I tried every activity in dogdom with Charlie, looking to find something he and I could enjoy. He enjoyed puppy-K and basic obedience classes, but more for the social aspect than for any genuine educational value. Sure, he did what he was asked and looked really cute in his POC mortarboard, but he made it clear that obedience just wasn't his thing. At the Canine Good Citizen test, he jumped on the examiners -- but passed all of the other, harder tests. He didn't want to be seen as an overachiever.
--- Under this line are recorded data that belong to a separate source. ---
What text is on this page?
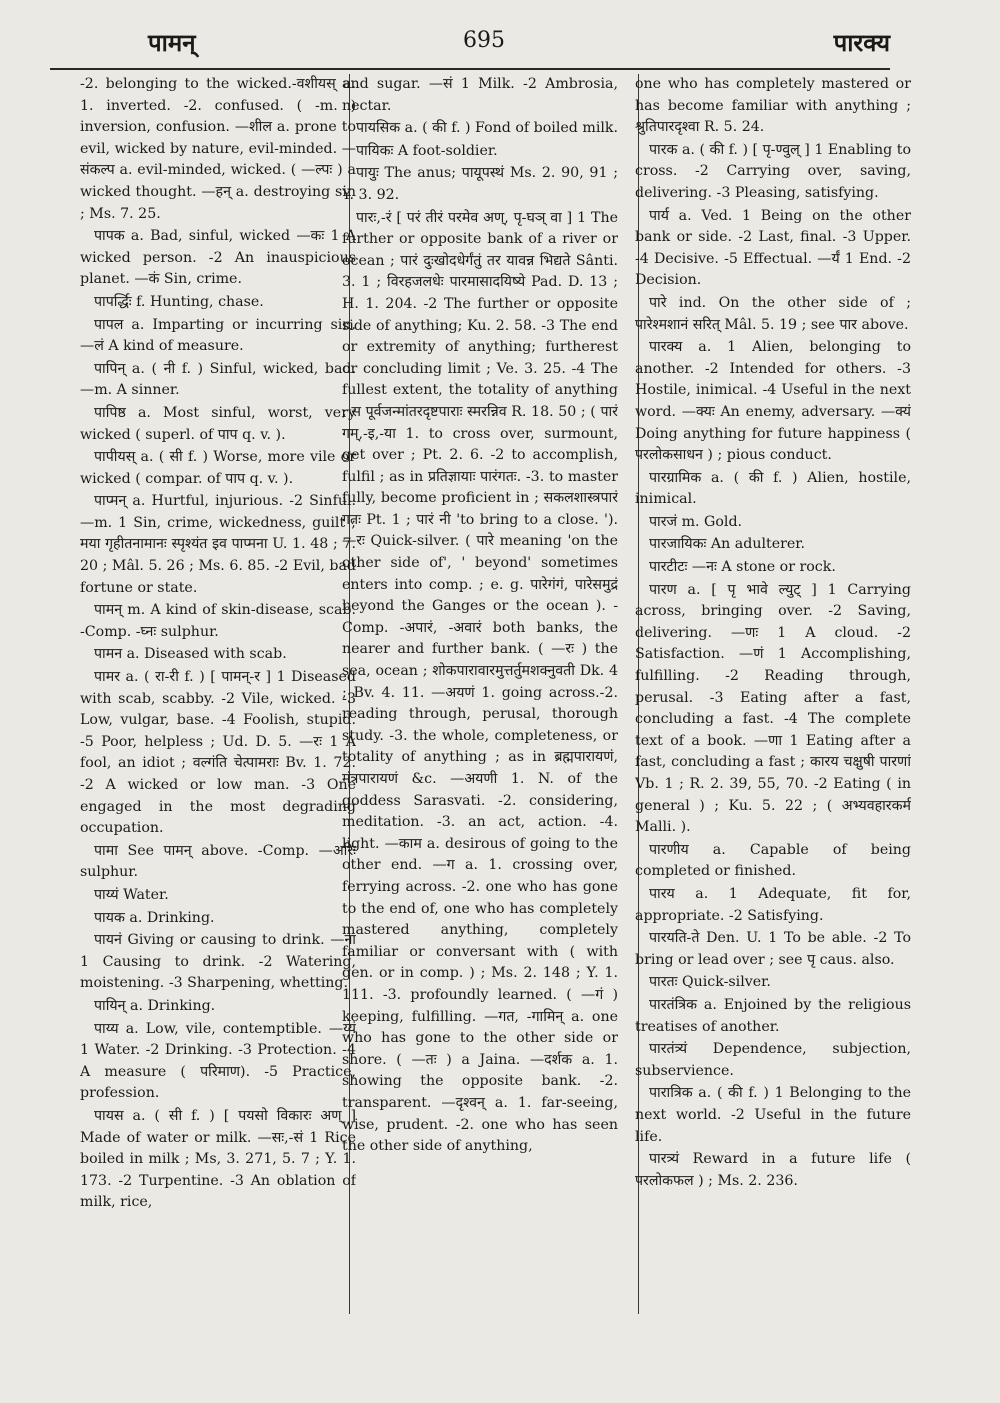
पामन्	695	पारक्य
-2. belonging to the wicked.-वशीयस् a. 1. inverted. -2. confused. ( -m. ) inversion, confusion. —शील a. prone to evil, wicked by nature, evil-minded. —संकल्प a. evil-minded, wicked. ( —ल्पः ) a wicked thought. —हन् a. destroying sin ; Ms. 7. 25.
पापक a. Bad, sinful, wicked —कः 1 A wicked person. -2 An inauspicious planet. —कं Sin, crime.
पापर्द्धिः f. Hunting, chase.
पापल a. Imparting or incurring sin. —लं A kind of measure.
पापिन् a. ( नी f. ) Sinful, wicked, bad. —m. A sinner.
पापिष्ठ a. Most sinful, worst, very wicked ( superl. of पाप q. v. ).
पापीयस् a. ( सी f. ) Worse, more vile or wicked ( compar. of पाप q. v. ).
पाप्मन् a. Hurtful, injurious. -2 Sinful. —m. 1 Sin, crime, wickedness, guilt ; मया गृहीतनामानः स्पृश्यंत इव पाप्मना U. 1. 48 ; 7. 20 ; Mâl. 5. 26 ; Ms. 6. 85. -2 Evil, bad fortune or state.
पामन् m. A kind of skin-disease, scab. -Comp. -घ्नः sulphur.
पामन a. Diseased with scab.
पामर a. ( रा-री f. ) [ पामन्-र ] 1 Diseased with scab, scabby. -2 Vile, wicked. -3 Low, vulgar, base. -4 Foolish, stupid. -5 Poor, helpless ; Ud. D. 5. —रः 1 A fool, an idiot ; वल्गंति चेत्पामराः Bv. 1. 72. -2 A wicked or low man. -3 One engaged in the most degrading occupation.
पामा See पामन् above. -Comp. —अरिः sulphur.
पाय्यं Water.
पायक a. Drinking.
पायनं Giving or causing to drink. —ना 1 Causing to drink. -2 Watering, moistening. -3 Sharpening, whetting.
पायिन् a. Drinking.
पाय्य a. Low, vile, contemptible. —य्यं 1 Water. -2 Drinking. -3 Protection. -4 A measure ( परिमाण). -5 Practice, profession.
पायस a. ( सी f. ) [ पयसो विकारः अण् ] Made of water or milk. —सः,-सं 1 Rice boiled in milk ; Ms, 3. 271, 5. 7 ; Y. 1. 173. -2 Turpentine. -3 An oblation of milk, rice,
and sugar. —सं 1 Milk. -2 Ambrosia, nectar.
पायसिक a. ( की f. ) Fond of boiled milk.
पायिकः A foot-soldier.
पायुः The anus; पायूपस्थं Ms. 2. 90, 91 ; Y. 3. 92.
पारः,-रं [ परं तीरं परमेव अण्, पृ-घञ् वा ] 1 The further or opposite bank of a river or ocean ; पारं दुःखोदधेर्गंतुं तर यावन्न भिद्यते Sânti. 3. 1 ; विरहजलधेः पारमासादयिष्ये Pad. D. 13 ; H. 1. 204. -2 The further or opposite side of anything; Ku. 2. 58. -3 The end or extremity of anything; furtherest or concluding limit ; Ve. 3. 25. -4 The fullest extent, the totality of anything ; स पूर्वजन्मांतरदृष्टपाराः स्मरन्निव R. 18. 50 ; ( पारं गम्,-इ,-या 1. to cross over, surmount, get over ; Pt. 2. 6. -2 to accomplish, fulfil ; as in प्रतिज्ञायाः पारंगतः. -3. to master fully, become proficient in ; सकलशास्त्रपारं गतः Pt. 1 ; पारं नी 'to bring to a close. '). —रः Quick-silver. ( पारे meaning 'on the other side of', ' beyond' sometimes enters into comp. ; e. g. पारेगंगं, पारेसमुद्रं beyond the Ganges or the ocean ). -Comp. -अपारं, -अवारं both banks, the nearer and further bank. ( —रः ) the sea, ocean ; शोकपारावारमुत्तर्तुमशक्नुवती Dk. 4 ; Bv. 4. 11. —अयणं 1. going across.-2. reading through, perusal, thorough study. -3. the whole, completeness, or totality of anything ; as in ब्रह्मपारायणं, मंत्रपारायणं &c. —अयणी 1. N. of the goddess Sarasvati. -2. considering, meditation. -3. an act, action. -4. light. —काम a. desirous of going to the other end. —ग a. 1. crossing over, ferrying across. -2. one who has gone to the end of, one who has completely mastered anything, completely familiar or conversant with ( with gen. or in comp. ) ; Ms. 2. 148 ; Y. 1. 111. -3. profoundly learned. ( —गं ) keeping, fulfilling. —गत, -गामिन् a. one who has gone to the other side or shore. ( —तः ) a Jaina. —दर्शक a. 1. showing the opposite bank. -2. transparent. —दृश्वन् a. 1. far-seeing, wise, prudent. -2. one who has seen the other side of anything,
one who has completely mastered or has become familiar with anything ; श्रुतिपारदृश्वा R. 5. 24.
पारक a. ( की f. ) [ पृ-ण्वुल् ] 1 Enabling to cross. -2 Carrying over, saving, delivering. -3 Pleasing, satisfying.
पार्य a. Ved. 1 Being on the other bank or side. -2 Last, final. -3 Upper. -4 Decisive. -5 Effectual. —र्यं 1 End. -2 Decision.
पारे ind. On the other side of ; पारेश्मशानं सरित् Mâl. 5. 19 ; see पार above.
पारक्य a. 1 Alien, belonging to another. -2 Intended for others. -3 Hostile, inimical. -4 Useful in the next word. —क्यः An enemy, adversary. —क्यं Doing anything for future happiness ( परलोकसाधन ) ; pious conduct.
पारग्रामिक a. ( की f. ) Alien, hostile, inimical.
पारजं m. Gold.
पारजायिकः An adulterer.
पारटीटः —नः A stone or rock.
पारण a. [ पृ भावे ल्युट् ] 1 Carrying across, bringing over. -2 Saving, delivering. —णः 1 A cloud. -2 Satisfaction. —णं 1 Accomplishing, fulfilling. -2 Reading through, perusal. -3 Eating after a fast, concluding a fast. -4 The complete text of a book. —णा 1 Eating after a fast, concluding a fast ; कारय चक्षुषी पारणां Vb. 1 ; R. 2. 39, 55, 70. -2 Eating ( in general ) ; Ku. 5. 22 ; ( अभ्यवहारकर्म Malli. ).
पारणीय a. Capable of being completed or finished.
पारय a. 1 Adequate, fit for, appropriate. -2 Satisfying.
पारयति-ते Den. U. 1 To be able. -2 To bring or lead over ; see पृ caus. also.
पारतः Quick-silver.
पारतंत्रिक a. Enjoined by the religious treatises of another.
पारतंत्र्यं Dependence, subjection, subservience.
पारात्रिक a. ( की f. ) 1 Belonging to the next world. -2 Useful in the future life.
पारत्र्यं Reward in a future life ( परलोकफल ) ; Ms. 2. 236.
Herding was my first love as a dog sport, and Duncan lived for it. I started taking Charlie along to herding lessons. He half-heartedly moved the sheep around a little and then went off to splash around in the stock tank. Although he did earn an HIC (Herding Instinct Certificate) from the BCCA, he never really thought much of sheep. The stock he was given to work in his instinct test had been ripped on all day by at least a dozen Malinois, and it was the hottest day of the year. No way were they moving for anybody, least of all a Beardie puppy. The passing score was more or less a gift. (Not that Charlie can't herd. He's tried it since as an adult, and is good enough at it. He could just take it or leave it.)
We tried agility for a while, too. He would run the course perfectly and end up at the door. "All right, I've done this. Let's get out of here." He did enjoy flirting with the pretty Rough Collie babes, so at least agility class had a few perks. At agility trials, he'd run the course, head straight for the kiddie pool, and start splashing.
Next, we tried tracking. Charlie actually did a brilliant job and found all of the objects on his trail. He also found the swamp closest to the tracking field, plunged in, and emerged grinning, looking like The Creature from the Black Lagoon's dog. People recoiled at the sight of him.
Charlie loved many activities in his youth, however -- and he still does. He's always enjoyed hiking, and is far more obedient off-leash than he has ever been on-leash. Most of his favorite activities involve dirt, water, or a combination of both. At Beardie Bounces, the hosts always filled the pool for Charlie. He'd spend the day in it, and would invite other Beardies (preferably clean, well-trained ones) to share it. No matter the season, he'd never pass up a chance to jump into the waves on the beach and lie down to let the surf roll over his back. To this day, he's never so happy as when he's running on the sand and splashing in the surf.
He also possesses a great fondness for rolling in stinky stuff, a habit he learned from his dad Jamie. Be it big or be it small, he would never pass up a chance to roll onto -- or in -- something smelly. He'd try to roll on dead earthworms in the driveway. He'd roll in deer and fox poo on the trail. His ultimate score was the very, very dead seagull he once found on the beach. If I could have, I'd have driven the car home with my head out the window.
These days, Chuckles presides over the household as elder statesman. From the age of about 9 months, he held the post of alpha dog of the pack. Although it appears that Badger might want to take over the day-to-day operation of running the dog pack, Charlie still surveys his domain like the king he is -- even if he is King of the Slackers.